The Standard & Poor’s 500 Index (S&P 500) and the Russell 1000 Index are both large-cap stock indices that monitor stocks of publicly traded firms.
Because investors perceive these two indexes to represent the strength of the major U.S. corporations. They are as a benchmark for the whole stock market.
However, the eligibility conditions for their components, as well as the technique for include those components, varied significantly.
S&P 500 vs. Russell 1000
The S&P 500 is the most well-known gauge for large-cap companies in the United States, aside from the Dow Jones Industrial Average (DJIA). The index has existed since 1923.
It is made up of 500 publicly traded large-cap stocks, as the name suggests. Its purpose is to track the performance of U.S. stocks traded on U.S. stock exchanges. Hundreds of mutual funds and exchange-traded funds utilize the index as a benchmark (ETFs).

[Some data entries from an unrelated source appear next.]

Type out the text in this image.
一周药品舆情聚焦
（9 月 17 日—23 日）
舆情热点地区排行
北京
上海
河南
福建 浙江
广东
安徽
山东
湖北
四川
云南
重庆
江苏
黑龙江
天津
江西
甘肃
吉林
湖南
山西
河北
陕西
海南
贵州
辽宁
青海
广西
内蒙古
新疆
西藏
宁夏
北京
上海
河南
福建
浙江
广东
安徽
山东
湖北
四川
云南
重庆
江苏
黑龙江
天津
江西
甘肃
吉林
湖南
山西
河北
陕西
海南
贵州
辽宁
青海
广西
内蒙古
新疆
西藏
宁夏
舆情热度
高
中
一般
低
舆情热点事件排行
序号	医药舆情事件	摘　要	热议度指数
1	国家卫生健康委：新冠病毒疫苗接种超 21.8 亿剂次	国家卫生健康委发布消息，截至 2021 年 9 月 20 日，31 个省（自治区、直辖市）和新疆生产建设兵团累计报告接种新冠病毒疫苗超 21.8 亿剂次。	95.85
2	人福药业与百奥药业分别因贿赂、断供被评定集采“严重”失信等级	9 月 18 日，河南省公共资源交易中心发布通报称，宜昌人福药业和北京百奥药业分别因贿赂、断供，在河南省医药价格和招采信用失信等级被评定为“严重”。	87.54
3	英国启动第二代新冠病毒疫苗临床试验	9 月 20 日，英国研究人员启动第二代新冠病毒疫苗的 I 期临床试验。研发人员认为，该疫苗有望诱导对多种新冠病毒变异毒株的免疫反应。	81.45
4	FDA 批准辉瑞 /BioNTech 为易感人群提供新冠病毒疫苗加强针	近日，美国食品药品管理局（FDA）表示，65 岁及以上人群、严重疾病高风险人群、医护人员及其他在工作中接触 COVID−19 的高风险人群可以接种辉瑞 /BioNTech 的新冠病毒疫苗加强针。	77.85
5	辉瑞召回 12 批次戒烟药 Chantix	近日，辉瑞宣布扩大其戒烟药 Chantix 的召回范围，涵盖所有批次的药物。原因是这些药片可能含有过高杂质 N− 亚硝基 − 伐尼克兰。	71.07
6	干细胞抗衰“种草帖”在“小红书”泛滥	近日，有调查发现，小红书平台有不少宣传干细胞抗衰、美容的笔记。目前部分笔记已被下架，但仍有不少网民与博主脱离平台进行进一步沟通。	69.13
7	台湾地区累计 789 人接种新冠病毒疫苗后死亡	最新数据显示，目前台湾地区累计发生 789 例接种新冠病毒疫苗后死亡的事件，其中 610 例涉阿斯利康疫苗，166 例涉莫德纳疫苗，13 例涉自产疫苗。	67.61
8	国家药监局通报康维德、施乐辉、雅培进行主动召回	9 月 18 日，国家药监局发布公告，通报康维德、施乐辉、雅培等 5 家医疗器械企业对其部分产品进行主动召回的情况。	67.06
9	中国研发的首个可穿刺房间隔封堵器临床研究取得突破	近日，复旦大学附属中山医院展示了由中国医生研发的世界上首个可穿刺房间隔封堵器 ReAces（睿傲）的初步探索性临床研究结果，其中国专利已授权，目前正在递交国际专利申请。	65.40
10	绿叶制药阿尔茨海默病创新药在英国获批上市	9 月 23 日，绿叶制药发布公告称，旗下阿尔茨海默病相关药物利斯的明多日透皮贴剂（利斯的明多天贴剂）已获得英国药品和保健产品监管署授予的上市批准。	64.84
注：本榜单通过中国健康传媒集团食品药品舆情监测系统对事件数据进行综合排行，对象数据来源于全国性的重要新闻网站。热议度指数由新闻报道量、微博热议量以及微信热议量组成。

The Russell 1000 is a more recent index, founded in 1984. It’s also not as famous as the S&P 500, but it shows a similar range of stock market performance.
It is a subset of the greater Russell 3000 Index, which comprises 3,000 equities.
The Russell U.S. indexes account for nearly all of the equity market in the United States. This includes the top 1,000 stocks in the United States, accounting for 93 percent of the overall equity market.
The Russell 2000 small-cap index is of the smaller 2,000.
The composition of the two indices is clearly different, with one index having 500 stocks and the other about 1,000.
While the S&P 500 is made up entirely of large-cap firms, the Russell 1000 includes some mid-cap stocks in its portfolio.
The S&P 500 and Russell 1000 use different methods to determine the index components. Both begin with defining the criteria for inclusion in a larger, more universal index, and then gather a subset of the universal index as the final component list.
They both include characteristics such as the company’s headquarters, revenue sources, and the location of the majority of its assets.
Stocks must also trade on the New York Stock Exchange (NYSE) or the Nasdaq Stock Market (NASDAQ).
The eligibility conditions for S&P Dow Jones Indices’ Total Market Index are determined and ranked by float-adjusted market capitalisation (or market cap for short).
The market cap is derived by multiplying the total number of outstanding shares by the current stock price. It represents the company’s overall value.
Companies must have a market capitalization of $13.1 billion or more to be for inclusion in the S&P 500.
The S&P 500 had a median market cap of $34 billion in December 2021, and the businesses represented over 80% of the US equities market.
Companies must normally have achieved positive net income or earnings for the sum of the previous four consecutive quarters, including the most recent quarter, depending on the type of S&P index—such as the S&P 1500 or S&P 500.
This organization’s full-time professionals gather monthly to decide which 500 companies from the Total Market Index will be in the S&P 500.
The Russell 1000 stocks are chosen by the FTSE Russell organization using a rules-based approach.
The Russell 3000E, which represents the broader equity market, includes the top 4,000 stocks by total market capitalization.
It is made up of the top 1,000 stocks, which are listed in descending order by total market capitalization.
Stocks around the inclusion criteria are subject to more stringent standards, therefore the index may contain slightly more or fewer than 1,000 stocks. Companies having a market capitalization of less than $30 million are often ineligible for inclusion in any of the Russell U.S. indices.
The Russell 1000 had an average market cap of $603 billion. Also a median market cap of $14.45 billion as of November 2021.
The median market capitalization of the Russell 1000’s stocks represents the mid-cap composition. It is essential because mid-cap equities often have a higher-risk, higher-return prospective profile. As a result, the Russell 1000 index is thought to be slightly more volatile than the S&P 500 index.
Every minute of every working day, stock prices move. As a result, the values of publicly listed companies are continually changing, and it is up to the index administrators to keep up with these changes in order for the index to reflect current events. Rebalancing is the process of adjusting the weighting of assets in a portfolio.
The S&P 500 and Russell 1000, on the other hand, vary on distinct schedules.
The S&P 500 portfolio is rebalanced quarterly and reconstructed once a year.
Furthermore, after one of the committee’s monthly sessions, the committee review process may approve ad-hoc adjustments.
Once a year, at the end of the second quarter, the Russell 1000 is completely reconstructed.
Initial public offering (IPO) additions and float revisions will also cause quarterly changes in the index.
The frequency with which mutual funds and ETFs benchmarked to an index are updated can have an impact on how well they perform in comparison to market averages.
Performance and Volatility
Although the composition and eligibility of these indices varied somewhat, the performance and volatility indicators are startlingly comparable.
Over a 20-year period, the indices are more than 94 percent connected, and their dividend-adjusted performance is also extremely close, as shown in the chart below.